Capo Dwight Manfredi (played by Sylvester Stallone) intimidates and beats up a car salesman for a perceived racial strife against one of his associates (for not selling a car to someone paying in cash). Completely missing the fact that, as the scene shows, it validates the car dealer’s obvious point and concern about getting into business with the criminal element, but to progressives, at least, its the kind of woke (beat up the racist troupe) porn they constantly think about on the daily. Resulting in a woke Rocky Balboa character going around and threatening the public and criminal element for mere microaggressions.

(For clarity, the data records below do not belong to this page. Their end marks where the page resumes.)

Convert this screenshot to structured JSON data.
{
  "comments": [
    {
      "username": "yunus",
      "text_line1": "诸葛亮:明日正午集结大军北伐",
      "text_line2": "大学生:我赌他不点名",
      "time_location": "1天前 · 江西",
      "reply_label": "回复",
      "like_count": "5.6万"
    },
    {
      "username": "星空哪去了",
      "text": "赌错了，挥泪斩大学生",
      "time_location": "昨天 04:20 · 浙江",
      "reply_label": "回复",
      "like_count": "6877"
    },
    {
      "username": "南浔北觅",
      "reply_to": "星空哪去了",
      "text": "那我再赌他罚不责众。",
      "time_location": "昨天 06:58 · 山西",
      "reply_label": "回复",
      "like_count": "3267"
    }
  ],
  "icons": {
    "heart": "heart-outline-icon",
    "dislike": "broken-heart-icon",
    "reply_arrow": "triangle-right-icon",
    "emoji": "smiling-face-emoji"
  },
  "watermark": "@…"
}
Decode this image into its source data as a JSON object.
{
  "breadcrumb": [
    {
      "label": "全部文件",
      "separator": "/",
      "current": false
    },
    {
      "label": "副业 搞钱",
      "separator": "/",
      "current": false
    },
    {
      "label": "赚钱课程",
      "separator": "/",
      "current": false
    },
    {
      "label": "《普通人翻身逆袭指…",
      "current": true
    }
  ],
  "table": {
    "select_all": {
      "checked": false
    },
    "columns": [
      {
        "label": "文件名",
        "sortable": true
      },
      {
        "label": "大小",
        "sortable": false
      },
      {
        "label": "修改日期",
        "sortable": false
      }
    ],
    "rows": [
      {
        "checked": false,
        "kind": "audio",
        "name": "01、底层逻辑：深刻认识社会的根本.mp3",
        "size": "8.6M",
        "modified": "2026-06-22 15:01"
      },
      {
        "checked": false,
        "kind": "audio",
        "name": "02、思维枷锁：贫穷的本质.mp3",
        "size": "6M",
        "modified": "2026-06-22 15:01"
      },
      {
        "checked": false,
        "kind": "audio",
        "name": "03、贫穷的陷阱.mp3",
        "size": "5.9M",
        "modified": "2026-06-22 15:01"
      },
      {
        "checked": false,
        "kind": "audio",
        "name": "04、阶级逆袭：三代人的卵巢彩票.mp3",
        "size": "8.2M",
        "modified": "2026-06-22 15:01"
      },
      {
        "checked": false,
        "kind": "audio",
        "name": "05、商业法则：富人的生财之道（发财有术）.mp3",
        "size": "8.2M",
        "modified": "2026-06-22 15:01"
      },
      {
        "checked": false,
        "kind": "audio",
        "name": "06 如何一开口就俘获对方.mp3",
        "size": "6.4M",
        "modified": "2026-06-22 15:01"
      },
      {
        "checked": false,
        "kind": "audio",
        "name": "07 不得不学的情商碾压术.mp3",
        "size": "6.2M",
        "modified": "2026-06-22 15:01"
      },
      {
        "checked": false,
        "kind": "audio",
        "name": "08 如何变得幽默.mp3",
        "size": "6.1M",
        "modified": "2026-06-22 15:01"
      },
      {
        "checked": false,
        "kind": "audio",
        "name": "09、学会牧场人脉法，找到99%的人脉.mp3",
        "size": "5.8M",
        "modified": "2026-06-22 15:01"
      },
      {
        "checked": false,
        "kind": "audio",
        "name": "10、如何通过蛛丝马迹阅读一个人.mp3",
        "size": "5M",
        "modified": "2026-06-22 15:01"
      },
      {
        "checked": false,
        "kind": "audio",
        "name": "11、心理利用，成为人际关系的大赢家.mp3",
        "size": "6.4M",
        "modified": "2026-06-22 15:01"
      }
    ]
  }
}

These viral videos eventually led to the spawning of the woke cattle rancher meme, which makes fun of the latest round of woke slop being regurgitated as red-state conservatism. At the end of the day these shows aren’t the worst woke content out there. Unlike the explicitly woke shows and movies that outline who they specifically cater to, the creators of these two shows openly maintain their animosity to its mainly conservative viewers—continuing to push open, progressive agenda with just enough non-woke elements for conservatives to stomach and make them feel like they’re not being alienated from the modern Hollywood zeitgeist. The cattle rancher meme spawned from these shows is an excellent embodiment of the wolf in sheep’s clothing once again trying to subvert actual conservative messaging.